Y es elástico (esto creo que se lo choreé a Nicolás Rosa) porque puede expandirse en una larga idea sutilísima o proliferar en telaraña barroca o por el contrario concentrarse como una piedra de choque, una arma de urgencia incendiaria de intervención política. Como decía Adorno (a quien sí, admitámoslo, le choreé hasta el título), tan antipositivista en su idea de que el conocimiento es posible sólo bajo el aval de la ciencia (la ciencia del control total que hoy llamamos, con Tiquum, “la hipótesis cibernética”): posee, en relación al celo milico de los poderes y sus inconscientes policías (algunos escritores progresistas, ecologistas y antipatriarcales) el ensayo moderno una semejanza nata con las antiguas herejías.
Para La Leónidas, una modernidad que nació allá con Baudelaire y Nietzsche y se nos impuso de prepo acá con Sarmiento y Martí, ha llegado sin duda a su fin. Más ruinas hemos de remover, más cimientos ideológicos e imaginarios sustentados en arenas movedizas, en cementerios indios, en chips en celulares, en votos democráticos y servicios de información. LA LEÓNIDAS sin embargo no acepta la propuesta imperial de una crítica utilitaria a los mandatos expeditivos del estado, el mercado o la cortesía social. Prefiere el ritual y el shock, el pánico o la intriga. Nunca seremos mediadores o garantes de tranquilidad semántica.
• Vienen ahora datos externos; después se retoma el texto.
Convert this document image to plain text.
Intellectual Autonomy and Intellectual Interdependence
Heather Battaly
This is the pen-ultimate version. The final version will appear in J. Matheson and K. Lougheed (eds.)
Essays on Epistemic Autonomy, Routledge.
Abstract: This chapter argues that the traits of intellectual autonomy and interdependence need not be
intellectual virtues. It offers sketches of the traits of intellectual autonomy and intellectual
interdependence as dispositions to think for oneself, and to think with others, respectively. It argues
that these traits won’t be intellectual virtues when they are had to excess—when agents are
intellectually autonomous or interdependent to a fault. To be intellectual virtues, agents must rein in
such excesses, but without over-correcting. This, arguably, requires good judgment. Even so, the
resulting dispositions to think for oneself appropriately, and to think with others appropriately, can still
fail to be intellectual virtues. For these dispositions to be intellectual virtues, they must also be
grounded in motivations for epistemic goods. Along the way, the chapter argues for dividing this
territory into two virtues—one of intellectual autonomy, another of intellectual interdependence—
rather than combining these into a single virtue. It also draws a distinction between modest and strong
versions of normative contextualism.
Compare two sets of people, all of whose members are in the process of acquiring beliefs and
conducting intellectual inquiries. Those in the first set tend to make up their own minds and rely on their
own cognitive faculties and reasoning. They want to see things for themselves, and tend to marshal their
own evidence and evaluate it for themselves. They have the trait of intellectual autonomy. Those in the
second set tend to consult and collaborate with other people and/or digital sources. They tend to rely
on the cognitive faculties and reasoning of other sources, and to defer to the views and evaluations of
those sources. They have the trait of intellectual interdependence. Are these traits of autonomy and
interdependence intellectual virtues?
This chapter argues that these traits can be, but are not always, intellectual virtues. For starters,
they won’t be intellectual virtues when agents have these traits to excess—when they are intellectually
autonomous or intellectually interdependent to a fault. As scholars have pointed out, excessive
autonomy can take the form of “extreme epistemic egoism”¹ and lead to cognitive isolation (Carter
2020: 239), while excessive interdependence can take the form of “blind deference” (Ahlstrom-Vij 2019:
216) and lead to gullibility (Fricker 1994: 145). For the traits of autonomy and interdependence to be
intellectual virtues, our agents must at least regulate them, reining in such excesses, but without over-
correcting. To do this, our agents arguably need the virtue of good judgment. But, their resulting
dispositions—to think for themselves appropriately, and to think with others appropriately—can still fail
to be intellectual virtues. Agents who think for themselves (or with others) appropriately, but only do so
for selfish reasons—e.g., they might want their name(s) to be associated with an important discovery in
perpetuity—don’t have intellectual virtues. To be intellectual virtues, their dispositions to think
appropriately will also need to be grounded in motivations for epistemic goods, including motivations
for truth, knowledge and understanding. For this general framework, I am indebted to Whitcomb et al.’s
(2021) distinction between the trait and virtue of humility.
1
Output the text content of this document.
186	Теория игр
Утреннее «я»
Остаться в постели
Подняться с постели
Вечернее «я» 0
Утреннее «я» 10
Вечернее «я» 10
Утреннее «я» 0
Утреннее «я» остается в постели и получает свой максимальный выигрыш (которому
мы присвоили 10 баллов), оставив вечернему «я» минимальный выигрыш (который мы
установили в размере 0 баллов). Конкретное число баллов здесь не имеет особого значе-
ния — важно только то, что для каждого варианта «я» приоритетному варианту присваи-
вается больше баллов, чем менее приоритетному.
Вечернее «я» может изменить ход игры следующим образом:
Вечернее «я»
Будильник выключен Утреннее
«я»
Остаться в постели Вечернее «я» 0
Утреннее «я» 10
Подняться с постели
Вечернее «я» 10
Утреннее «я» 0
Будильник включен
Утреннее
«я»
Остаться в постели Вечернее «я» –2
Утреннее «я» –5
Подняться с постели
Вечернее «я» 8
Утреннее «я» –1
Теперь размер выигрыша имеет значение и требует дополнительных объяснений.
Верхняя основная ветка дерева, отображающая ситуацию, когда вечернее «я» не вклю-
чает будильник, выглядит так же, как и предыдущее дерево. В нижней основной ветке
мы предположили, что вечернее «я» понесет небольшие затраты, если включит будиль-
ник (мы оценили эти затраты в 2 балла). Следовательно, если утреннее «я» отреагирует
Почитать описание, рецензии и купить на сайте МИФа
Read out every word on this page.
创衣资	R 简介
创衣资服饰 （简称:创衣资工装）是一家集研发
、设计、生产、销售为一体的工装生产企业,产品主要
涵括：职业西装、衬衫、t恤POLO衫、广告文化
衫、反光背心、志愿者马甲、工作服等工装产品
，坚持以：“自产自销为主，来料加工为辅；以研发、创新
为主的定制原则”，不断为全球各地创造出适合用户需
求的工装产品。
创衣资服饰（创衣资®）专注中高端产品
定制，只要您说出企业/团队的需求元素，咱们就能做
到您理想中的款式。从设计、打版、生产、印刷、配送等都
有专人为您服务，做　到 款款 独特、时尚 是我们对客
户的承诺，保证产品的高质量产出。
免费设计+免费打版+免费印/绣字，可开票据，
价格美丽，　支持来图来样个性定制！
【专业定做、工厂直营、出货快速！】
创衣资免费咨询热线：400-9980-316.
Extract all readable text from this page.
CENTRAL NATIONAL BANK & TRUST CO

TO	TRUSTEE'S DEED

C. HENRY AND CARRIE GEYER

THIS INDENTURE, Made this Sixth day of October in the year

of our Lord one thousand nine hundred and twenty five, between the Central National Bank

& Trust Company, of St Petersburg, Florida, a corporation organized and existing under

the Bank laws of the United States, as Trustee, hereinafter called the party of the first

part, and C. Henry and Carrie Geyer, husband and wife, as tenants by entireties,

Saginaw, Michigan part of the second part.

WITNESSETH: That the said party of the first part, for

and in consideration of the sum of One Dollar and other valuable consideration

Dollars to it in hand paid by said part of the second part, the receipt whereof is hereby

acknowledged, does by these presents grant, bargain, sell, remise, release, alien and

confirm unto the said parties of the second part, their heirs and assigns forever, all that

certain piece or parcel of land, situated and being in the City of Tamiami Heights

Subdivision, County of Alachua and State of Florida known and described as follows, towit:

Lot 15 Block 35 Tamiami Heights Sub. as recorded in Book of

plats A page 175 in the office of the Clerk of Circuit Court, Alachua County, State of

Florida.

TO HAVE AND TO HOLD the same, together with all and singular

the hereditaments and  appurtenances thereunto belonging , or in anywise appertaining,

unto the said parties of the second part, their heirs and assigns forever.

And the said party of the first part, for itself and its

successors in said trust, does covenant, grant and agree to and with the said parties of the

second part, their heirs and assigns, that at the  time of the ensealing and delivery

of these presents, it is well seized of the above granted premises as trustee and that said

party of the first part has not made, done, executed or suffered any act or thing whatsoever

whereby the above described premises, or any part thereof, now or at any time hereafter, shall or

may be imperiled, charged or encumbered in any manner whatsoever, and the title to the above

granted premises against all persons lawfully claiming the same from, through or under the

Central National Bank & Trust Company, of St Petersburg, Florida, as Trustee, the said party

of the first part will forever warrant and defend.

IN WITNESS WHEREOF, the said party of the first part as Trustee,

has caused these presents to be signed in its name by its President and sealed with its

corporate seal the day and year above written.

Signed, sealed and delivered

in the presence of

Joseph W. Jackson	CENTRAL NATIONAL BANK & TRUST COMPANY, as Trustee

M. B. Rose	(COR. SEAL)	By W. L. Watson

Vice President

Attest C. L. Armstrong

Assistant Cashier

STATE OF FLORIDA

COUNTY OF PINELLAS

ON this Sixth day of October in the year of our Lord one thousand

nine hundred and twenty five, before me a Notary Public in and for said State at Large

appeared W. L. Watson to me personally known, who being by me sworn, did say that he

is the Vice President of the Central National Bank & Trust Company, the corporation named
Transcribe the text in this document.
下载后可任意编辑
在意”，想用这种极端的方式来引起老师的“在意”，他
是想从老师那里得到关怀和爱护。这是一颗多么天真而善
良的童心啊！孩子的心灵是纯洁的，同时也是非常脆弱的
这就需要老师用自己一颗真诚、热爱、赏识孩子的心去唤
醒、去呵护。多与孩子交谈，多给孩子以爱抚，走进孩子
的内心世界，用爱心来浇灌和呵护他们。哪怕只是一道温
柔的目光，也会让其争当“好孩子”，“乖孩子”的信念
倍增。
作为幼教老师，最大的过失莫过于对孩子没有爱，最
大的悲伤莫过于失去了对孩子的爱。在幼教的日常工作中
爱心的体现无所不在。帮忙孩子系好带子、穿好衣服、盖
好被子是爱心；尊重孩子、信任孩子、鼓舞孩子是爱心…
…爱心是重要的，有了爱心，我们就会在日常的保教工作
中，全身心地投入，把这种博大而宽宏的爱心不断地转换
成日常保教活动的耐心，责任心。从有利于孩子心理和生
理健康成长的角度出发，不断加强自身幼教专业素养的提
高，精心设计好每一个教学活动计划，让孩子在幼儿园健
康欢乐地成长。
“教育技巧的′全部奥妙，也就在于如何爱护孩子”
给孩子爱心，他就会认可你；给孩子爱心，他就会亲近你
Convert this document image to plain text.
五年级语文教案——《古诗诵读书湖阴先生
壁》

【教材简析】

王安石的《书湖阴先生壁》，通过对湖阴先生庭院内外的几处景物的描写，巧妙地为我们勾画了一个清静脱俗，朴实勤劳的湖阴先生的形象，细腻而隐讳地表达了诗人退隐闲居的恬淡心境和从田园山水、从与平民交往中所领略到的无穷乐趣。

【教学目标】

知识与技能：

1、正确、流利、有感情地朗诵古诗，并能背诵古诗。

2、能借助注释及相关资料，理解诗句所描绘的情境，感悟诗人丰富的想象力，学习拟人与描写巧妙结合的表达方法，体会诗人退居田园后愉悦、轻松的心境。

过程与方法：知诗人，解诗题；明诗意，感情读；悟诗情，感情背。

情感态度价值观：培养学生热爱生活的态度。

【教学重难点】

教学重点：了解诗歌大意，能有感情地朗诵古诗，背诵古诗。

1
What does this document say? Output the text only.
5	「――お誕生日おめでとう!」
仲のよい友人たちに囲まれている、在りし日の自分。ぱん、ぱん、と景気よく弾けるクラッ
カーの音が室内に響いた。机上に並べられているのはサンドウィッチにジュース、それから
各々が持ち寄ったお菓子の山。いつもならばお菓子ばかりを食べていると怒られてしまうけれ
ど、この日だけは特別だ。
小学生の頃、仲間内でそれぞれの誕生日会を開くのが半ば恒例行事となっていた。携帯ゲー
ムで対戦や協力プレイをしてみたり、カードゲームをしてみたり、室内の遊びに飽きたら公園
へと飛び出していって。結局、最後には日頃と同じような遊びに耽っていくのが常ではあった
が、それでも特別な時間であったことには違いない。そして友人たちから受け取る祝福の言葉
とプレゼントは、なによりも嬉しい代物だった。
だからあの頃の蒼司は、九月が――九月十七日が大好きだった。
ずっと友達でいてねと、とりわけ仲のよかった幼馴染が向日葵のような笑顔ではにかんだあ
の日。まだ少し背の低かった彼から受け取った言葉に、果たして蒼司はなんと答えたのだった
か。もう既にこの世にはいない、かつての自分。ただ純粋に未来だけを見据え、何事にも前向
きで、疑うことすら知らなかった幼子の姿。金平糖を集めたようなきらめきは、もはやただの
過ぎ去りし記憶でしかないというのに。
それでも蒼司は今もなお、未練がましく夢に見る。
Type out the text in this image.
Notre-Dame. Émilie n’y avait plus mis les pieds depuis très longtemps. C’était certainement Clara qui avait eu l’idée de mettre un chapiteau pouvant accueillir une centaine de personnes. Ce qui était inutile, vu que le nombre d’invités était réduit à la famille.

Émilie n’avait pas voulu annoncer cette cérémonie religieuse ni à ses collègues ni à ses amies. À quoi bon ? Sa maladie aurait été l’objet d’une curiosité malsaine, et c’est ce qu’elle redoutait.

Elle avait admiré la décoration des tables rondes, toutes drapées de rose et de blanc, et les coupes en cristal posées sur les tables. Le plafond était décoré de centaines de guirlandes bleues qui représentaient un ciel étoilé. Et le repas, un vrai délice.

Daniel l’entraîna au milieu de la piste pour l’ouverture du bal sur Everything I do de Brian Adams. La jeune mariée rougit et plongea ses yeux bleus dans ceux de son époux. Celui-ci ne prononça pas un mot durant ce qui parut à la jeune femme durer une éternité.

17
La crítica no resuelve problemas, plantea preguntas justo cuando el texto empezaba a ser entendido. La Crítica Leónida desalambra el campo tras el cual se ocultan en quizá ignota compañía, tras un sueldo, un contrato o la mera soledad lectora, conicetistas aburridos, poetas anarquistas, comunicadoras escandalizadas ante los permanentes conflictos de la realidad social y funcionarios subidos al avión de la gestión, todos partidarios de la claridad y el entendimiento, la buena acción y el momento ameno, enemigos del ensayo como forma de ataque oportuno o, por ahora, de resistencia autoinventándose.

Gastón Ortiz Bandes (leído el 3 de octubre en "La función de la crítica literaria en Mendoza", Feria del Libro, Mendoza)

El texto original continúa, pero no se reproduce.